Dine and Dash
“Dine and dash” is what occurs when someone eats at a restaurant and then leaves without paying. It’s not known of the term comes from New York City, but it’s cited from the 1987 New York Times. The term was used earlier on the sitcom Silver Spoons.
http://www.jumptheshark.com/s/silverspoons.htm
Anyway, I loved this show but it had one of the worst of all time fake punk episodes…the one where Ricky and Freddy take the two girls to Club Dead and then to an Italian restaurant, where they attempt the dine and dash. Lame, phony, ridiculous hair and outfits for all of them…this episode makes the after school special “The Day My Kid Went Punk” look like a documentary.
http://profile.myspace.com/index.cfm?fuseaction=user.viewprofile&friendid=59204264
The show taught me some things about lie like, honoring and backing up your friends in their time of need, especially in the “Dine and Dash” episode where, Rick defends his friend, Freddy Lippincottleman, played by Corky Pigeon, who was left for bait by their mischevious girlfriends
http://en.wikipedia.org/wiki/Dine_and_dash
A dine and dash (also referred to in some quarters as “Chew and Screw”) is a form of theft where a patron eats at a restaurant and then leaves without paying.
31 July 1987, New York Times, pg. B10:
Some customers walk away without paying. “I call it dine and dash,” said Allen Barcelon, assistant manager of the Riviera, which has a busy, blocklong cafe in Greenwich Village. At least every three days, he said, a customer walks away from the outdoor cafe without paying th check. Once a week a passer-by picks up money meant for the restaurant. Customers, too, must be beware. “I chased a purse snatcher on my second week here,” he said. “If it’s not on your lap, they’ll take it.”
http://www.nydailynews.com/front/story/433735p-365055c.html
Eat & run
Food-loving scammers are hitting up New York
restaurants with the old ‘dine and dash’
By PASCALE Le DRAOULEC
Several times a month, Bolivar Arias, a dining-room manager at Havana Central in Times Square, nips a “dine and dash” in the bud.
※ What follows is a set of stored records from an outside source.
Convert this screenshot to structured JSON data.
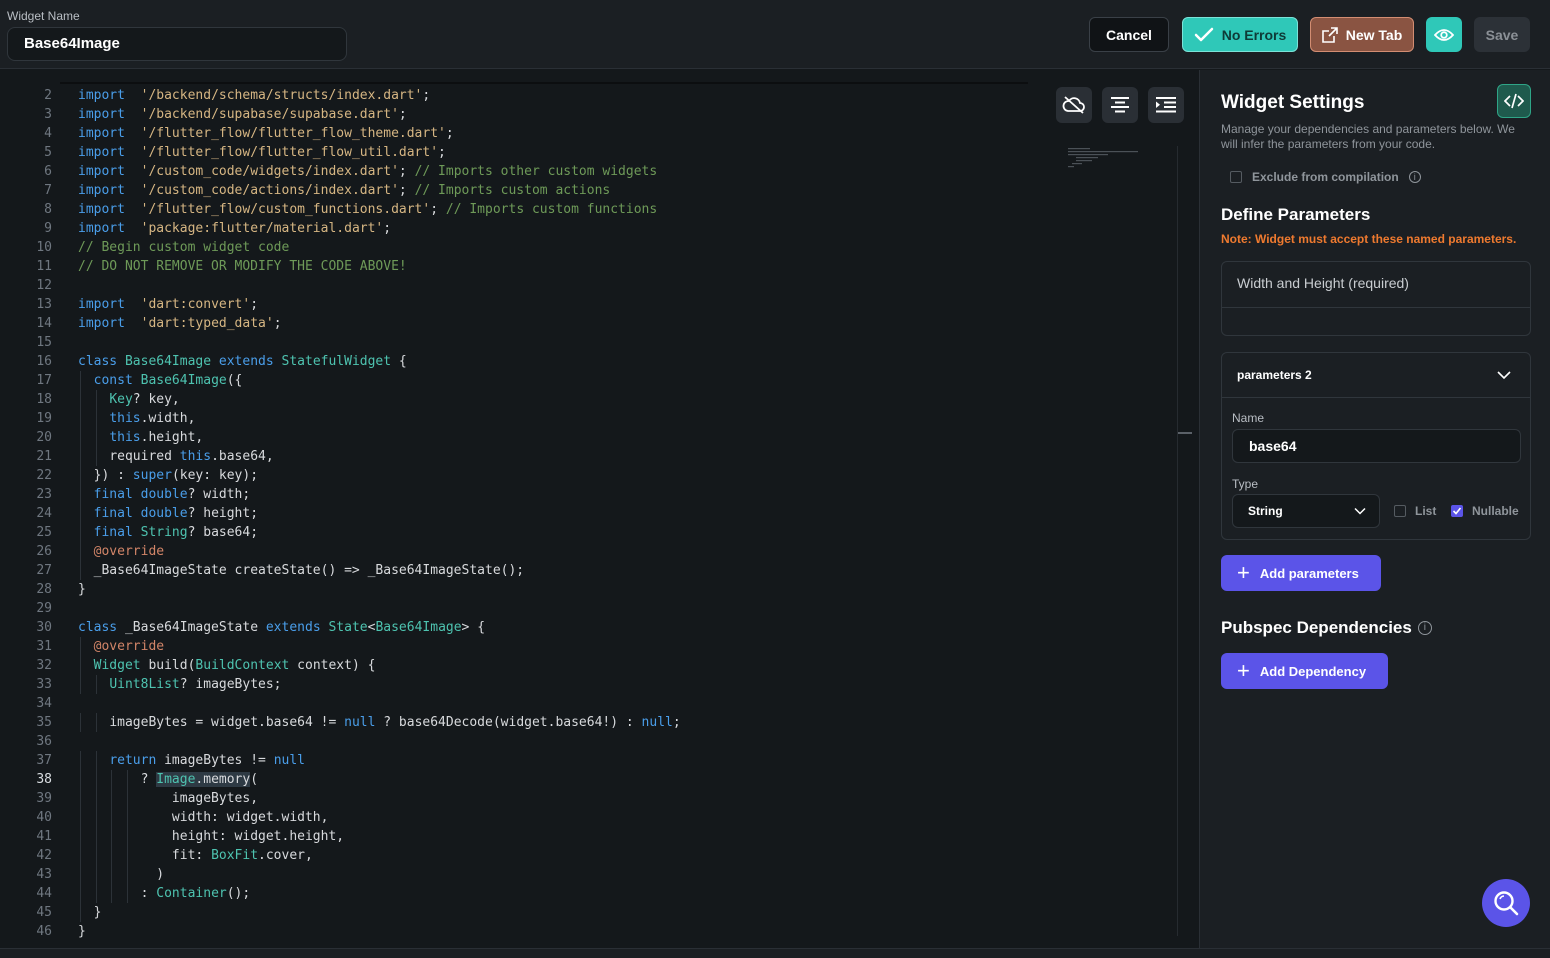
{
  "header": {
    "widget_name_label": "Widget Name",
    "widget_name_value": "Base64Image",
    "cancel_label": "Cancel",
    "no_errors_label": "No Errors",
    "new_tab_label": "New Tab",
    "save_label": "Save"
  },
  "editor": {
    "active_line": 38,
    "lines": [
      {
        "n": 2,
        "indent": 0,
        "tokens": [
          [
            "kw",
            "import"
          ],
          [
            "",
            "  "
          ],
          [
            "str",
            "'/backend/schema/structs/index.dart'"
          ],
          [
            "",
            ";"
          ]
        ]
      },
      {
        "n": 3,
        "indent": 0,
        "tokens": [
          [
            "kw",
            "import"
          ],
          [
            "",
            "  "
          ],
          [
            "str",
            "'/backend/supabase/supabase.dart'"
          ],
          [
            "",
            ";"
          ]
        ]
      },
      {
        "n": 4,
        "indent": 0,
        "tokens": [
          [
            "kw",
            "import"
          ],
          [
            "",
            "  "
          ],
          [
            "str",
            "'/flutter_flow/flutter_flow_theme.dart'"
          ],
          [
            "",
            ";"
          ]
        ]
      },
      {
        "n": 5,
        "indent": 0,
        "tokens": [
          [
            "kw",
            "import"
          ],
          [
            "",
            "  "
          ],
          [
            "str",
            "'/flutter_flow/flutter_flow_util.dart'"
          ],
          [
            "",
            ";"
          ]
        ]
      },
      {
        "n": 6,
        "indent": 0,
        "tokens": [
          [
            "kw",
            "import"
          ],
          [
            "",
            "  "
          ],
          [
            "str",
            "'/custom_code/widgets/index.dart'"
          ],
          [
            "",
            "; "
          ],
          [
            "cm",
            "// Imports other custom widgets"
          ]
        ]
      },
      {
        "n": 7,
        "indent": 0,
        "tokens": [
          [
            "kw",
            "import"
          ],
          [
            "",
            "  "
          ],
          [
            "str",
            "'/custom_code/actions/index.dart'"
          ],
          [
            "",
            "; "
          ],
          [
            "cm",
            "// Imports custom actions"
          ]
        ]
      },
      {
        "n": 8,
        "indent": 0,
        "tokens": [
          [
            "kw",
            "import"
          ],
          [
            "",
            "  "
          ],
          [
            "str",
            "'/flutter_flow/custom_functions.dart'"
          ],
          [
            "",
            "; "
          ],
          [
            "cm",
            "// Imports custom functions"
          ]
        ]
      },
      {
        "n": 9,
        "indent": 0,
        "tokens": [
          [
            "kw",
            "import"
          ],
          [
            "",
            "  "
          ],
          [
            "str",
            "'package:flutter/material.dart'"
          ],
          [
            "",
            ";"
          ]
        ]
      },
      {
        "n": 10,
        "indent": 0,
        "tokens": [
          [
            "cm",
            "// Begin custom widget code"
          ]
        ]
      },
      {
        "n": 11,
        "indent": 0,
        "tokens": [
          [
            "cm",
            "// DO NOT REMOVE OR MODIFY THE CODE ABOVE!"
          ]
        ]
      },
      {
        "n": 12,
        "indent": 0,
        "tokens": []
      },
      {
        "n": 13,
        "indent": 0,
        "tokens": [
          [
            "kw",
            "import"
          ],
          [
            "",
            "  "
          ],
          [
            "str",
            "'dart:convert'"
          ],
          [
            "",
            ";"
          ]
        ]
      },
      {
        "n": 14,
        "indent": 0,
        "tokens": [
          [
            "kw",
            "import"
          ],
          [
            "",
            "  "
          ],
          [
            "str",
            "'dart:typed_data'"
          ],
          [
            "",
            ";"
          ]
        ]
      },
      {
        "n": 15,
        "indent": 0,
        "tokens": []
      },
      {
        "n": 16,
        "indent": 0,
        "tokens": [
          [
            "kw",
            "class"
          ],
          [
            "",
            " "
          ],
          [
            "ty",
            "Base64Image"
          ],
          [
            "",
            " "
          ],
          [
            "kw",
            "extends"
          ],
          [
            "",
            " "
          ],
          [
            "ty",
            "StatefulWidget"
          ],
          [
            "",
            " {"
          ]
        ]
      },
      {
        "n": 17,
        "indent": 2,
        "tokens": [
          [
            "kw",
            "const"
          ],
          [
            "",
            " "
          ],
          [
            "ty",
            "Base64Image"
          ],
          [
            "",
            "({"
          ]
        ]
      },
      {
        "n": 18,
        "indent": 4,
        "tokens": [
          [
            "ty",
            "Key"
          ],
          [
            "",
            "? key,"
          ]
        ]
      },
      {
        "n": 19,
        "indent": 4,
        "tokens": [
          [
            "kw",
            "this"
          ],
          [
            "",
            ".width,"
          ]
        ]
      },
      {
        "n": 20,
        "indent": 4,
        "tokens": [
          [
            "kw",
            "this"
          ],
          [
            "",
            ".height,"
          ]
        ]
      },
      {
        "n": 21,
        "indent": 4,
        "tokens": [
          [
            "",
            "required "
          ],
          [
            "kw",
            "this"
          ],
          [
            "",
            ".base64,"
          ]
        ]
      },
      {
        "n": 22,
        "indent": 2,
        "tokens": [
          [
            "",
            "}) : "
          ],
          [
            "kw",
            "super"
          ],
          [
            "",
            "(key: key);"
          ]
        ]
      },
      {
        "n": 23,
        "indent": 2,
        "tokens": [
          [
            "kw",
            "final"
          ],
          [
            "",
            " "
          ],
          [
            "kw",
            "double"
          ],
          [
            "",
            "? width;"
          ]
        ]
      },
      {
        "n": 24,
        "indent": 2,
        "tokens": [
          [
            "kw",
            "final"
          ],
          [
            "",
            " "
          ],
          [
            "kw",
            "double"
          ],
          [
            "",
            "? height;"
          ]
        ]
      },
      {
        "n": 25,
        "indent": 2,
        "tokens": [
          [
            "kw",
            "final"
          ],
          [
            "",
            " "
          ],
          [
            "ty",
            "String"
          ],
          [
            "",
            "? base64;"
          ]
        ]
      },
      {
        "n": 26,
        "indent": 2,
        "tokens": [
          [
            "an",
            "@override"
          ]
        ]
      },
      {
        "n": 27,
        "indent": 2,
        "tokens": [
          [
            "",
            "_Base64ImageState createState() => _Base64ImageState();"
          ]
        ]
      },
      {
        "n": 28,
        "indent": 0,
        "tokens": [
          [
            "",
            "}"
          ]
        ]
      },
      {
        "n": 29,
        "indent": 0,
        "tokens": []
      },
      {
        "n": 30,
        "indent": 0,
        "tokens": [
          [
            "kw",
            "class"
          ],
          [
            "",
            " _Base64ImageState "
          ],
          [
            "kw",
            "extends"
          ],
          [
            "",
            " "
          ],
          [
            "ty",
            "State"
          ],
          [
            "",
            "<"
          ],
          [
            "ty",
            "Base64Image"
          ],
          [
            "",
            "> {"
          ]
        ]
      },
      {
        "n": 31,
        "indent": 2,
        "tokens": [
          [
            "an",
            "@override"
          ]
        ]
      },
      {
        "n": 32,
        "indent": 2,
        "tokens": [
          [
            "ty",
            "Widget"
          ],
          [
            "",
            " build("
          ],
          [
            "ty",
            "BuildContext"
          ],
          [
            "",
            " context) {"
          ]
        ]
      },
      {
        "n": 33,
        "indent": 4,
        "tokens": [
          [
            "ty",
            "Uint8List"
          ],
          [
            "",
            "? imageBytes;"
          ]
        ]
      },
      {
        "n": 34,
        "indent": 0,
        "tokens": []
      },
      {
        "n": 35,
        "indent": 4,
        "tokens": [
          [
            "",
            "imageBytes = widget.base64 != "
          ],
          [
            "kw",
            "null"
          ],
          [
            "",
            " ? base64Decode(widget.base64!) : "
          ],
          [
            "kw",
            "null"
          ],
          [
            "",
            ";"
          ]
        ]
      },
      {
        "n": 36,
        "indent": 0,
        "tokens": []
      },
      {
        "n": 37,
        "indent": 4,
        "tokens": [
          [
            "kw",
            "return"
          ],
          [
            "",
            " imageBytes != "
          ],
          [
            "kw",
            "null"
          ]
        ]
      },
      {
        "n": 38,
        "indent": 8,
        "tokens": [
          [
            "",
            "? "
          ],
          [
            "ty hl",
            "Image"
          ],
          [
            "hl",
            ".memory"
          ],
          [
            "",
            "("
          ]
        ]
      },
      {
        "n": 39,
        "indent": 12,
        "tokens": [
          [
            "",
            "imageBytes,"
          ]
        ]
      },
      {
        "n": 40,
        "indent": 12,
        "tokens": [
          [
            "",
            "width: widget.width,"
          ]
        ]
      },
      {
        "n": 41,
        "indent": 12,
        "tokens": [
          [
            "",
            "height: widget.height,"
          ]
        ]
      },
      {
        "n": 42,
        "indent": 12,
        "tokens": [
          [
            "",
            "fit: "
          ],
          [
            "ty",
            "BoxFit"
          ],
          [
            "",
            ".cover,"
          ]
        ]
      },
      {
        "n": 43,
        "indent": 10,
        "tokens": [
          [
            "",
            ")"
          ]
        ]
      },
      {
        "n": 44,
        "indent": 8,
        "tokens": [
          [
            "",
            ": "
          ],
          [
            "ty",
            "Container"
          ],
          [
            "",
            "();"
          ]
        ]
      },
      {
        "n": 45,
        "indent": 2,
        "tokens": [
          [
            "",
            "}"
          ]
        ]
      },
      {
        "n": 46,
        "indent": 0,
        "tokens": [
          [
            "",
            "}"
          ]
        ]
      }
    ]
  },
  "panel": {
    "title": "Widget Settings",
    "description": "Manage your dependencies and parameters below. We will infer the parameters from your code.",
    "exclude_label": "Exclude from compilation",
    "define_title": "Define Parameters",
    "define_note": "Note: Widget must accept these named parameters.",
    "width_height_label": "Width and Height (required)",
    "param_card": {
      "header": "parameters 2",
      "name_label": "Name",
      "name_value": "base64",
      "type_label": "Type",
      "type_value": "String",
      "list_label": "List",
      "list_checked": false,
      "nullable_label": "Nullable",
      "nullable_checked": true
    },
    "add_parameters_label": "Add parameters",
    "pubspec_title": "Pubspec Dependencies",
    "add_dependency_label": "Add Dependency"
  },
  "colors": {
    "accent": "#5b54e8",
    "success": "#2fc8b8",
    "warning": "#ef7a2f"
  },
  "icons": {
    "no_errors": "check-icon",
    "new_tab": "external-link-icon",
    "preview": "eye-icon",
    "cloud": "cloud-off-icon",
    "format": "align-center-icon",
    "indent": "indent-icon",
    "code": "code-icon",
    "fab": "search-icon"
  }
}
Though one might think it’s something only a drunken frat boy might pull, there is no shortage, it seems, of New Yorkers who love feasting on lobster and steak, but don’t much like paying the bill afterward.
“It happens much more than people realize,” says Arias, and “usually, they’ve planned their move before they step foot into the restaurant.” Typically, the “dashers” will head to the bathroom around check time, he says, leaving only one diner at the table, poised to bolt. “One person went so far as to change shirts in the bathroom so we wouldn’t recognize him on his way out.”